Donning t-shirts of support and shouting from the rooftops until their voices were hoarse, these Welsh women would go to the extremes of barricading themselves in mining buildings to scupper the supply of coal. They went on marches, gave speeches and stood on picket lines. These arduous women would sort through various vehicles such as a Mini Metro or a decommissioned ambulance to get the food to the mouths that needed it. It was an alternative welfare state that plugged the gap when the money wasn’t coming in. These busy bees would sort through the mountain of supplies and get them to communities in places like Neath and Swansea. So enraged was Margaret Thatcher by these actions that she tried to sever the cash supply. Yet she couldn’t fox these women as they got wind of it and withdrew the money from the bank and hid it under their beds.
A Helping Hand
“A crystallising moment for me was when Margaret Thatcher and Ian MacGregor described us as ‘the enemy within’. And I remember sitting there in front of the TV and thinking ‘Right you think I’m your enemy, I’ll be the best enemy you’ve ever had. You’ll be so sorry you even said that.”
Sian James
These Welsh women were emboldened by the support they received. A key ally was the LGBT community who came down in droves by bus, car and train to help the cause. A community that knew what it was like to be an outcast, joining marches, dancing the night away in community halls and taking the women to London to promote their fight on rallies as far as wide as on the street and key nightclub venues. These emboldened females would travel to places like Oxford University and hear the support from the students of the elite. An eye-opener that made many pursue their dreams after the strike, enrolling on degree courses and even standing as an MP. Sian James is one example.

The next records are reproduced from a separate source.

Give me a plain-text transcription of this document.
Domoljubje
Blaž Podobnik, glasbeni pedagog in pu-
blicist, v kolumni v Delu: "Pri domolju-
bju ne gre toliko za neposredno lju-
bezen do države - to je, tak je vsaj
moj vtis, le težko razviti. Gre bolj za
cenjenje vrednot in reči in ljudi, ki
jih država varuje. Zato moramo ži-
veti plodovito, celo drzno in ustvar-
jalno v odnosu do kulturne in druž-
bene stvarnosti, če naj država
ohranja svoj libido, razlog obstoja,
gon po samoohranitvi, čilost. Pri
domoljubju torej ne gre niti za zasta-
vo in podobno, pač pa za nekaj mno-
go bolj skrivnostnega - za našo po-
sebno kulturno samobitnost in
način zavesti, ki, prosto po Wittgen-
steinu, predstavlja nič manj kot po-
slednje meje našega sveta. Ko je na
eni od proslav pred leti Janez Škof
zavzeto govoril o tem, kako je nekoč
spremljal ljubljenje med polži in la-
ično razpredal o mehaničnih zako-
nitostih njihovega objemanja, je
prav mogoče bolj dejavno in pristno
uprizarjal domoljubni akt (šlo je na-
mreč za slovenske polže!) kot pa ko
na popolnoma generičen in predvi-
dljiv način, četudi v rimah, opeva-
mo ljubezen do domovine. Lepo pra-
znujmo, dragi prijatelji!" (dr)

This helping hand persuaded many husbands not to return to work and to stick out of the strike. In fact, Wales had one of the highest densities of striking miners during the strike. Communities were enraged by a government that didn’t understand the lives they led and how their concerns fell on deaf ears. These inhabitants of rows of terrace houses felt abandoned. A red wall that had years of economic decay inflicted on them. A constantly dripping tap of worry about where the next meal would come from and families forced to resort to higher purchases and purchases on a credit card. Concerns that ring true to this very day. A strike that severed communities and left many in an economic wasteland.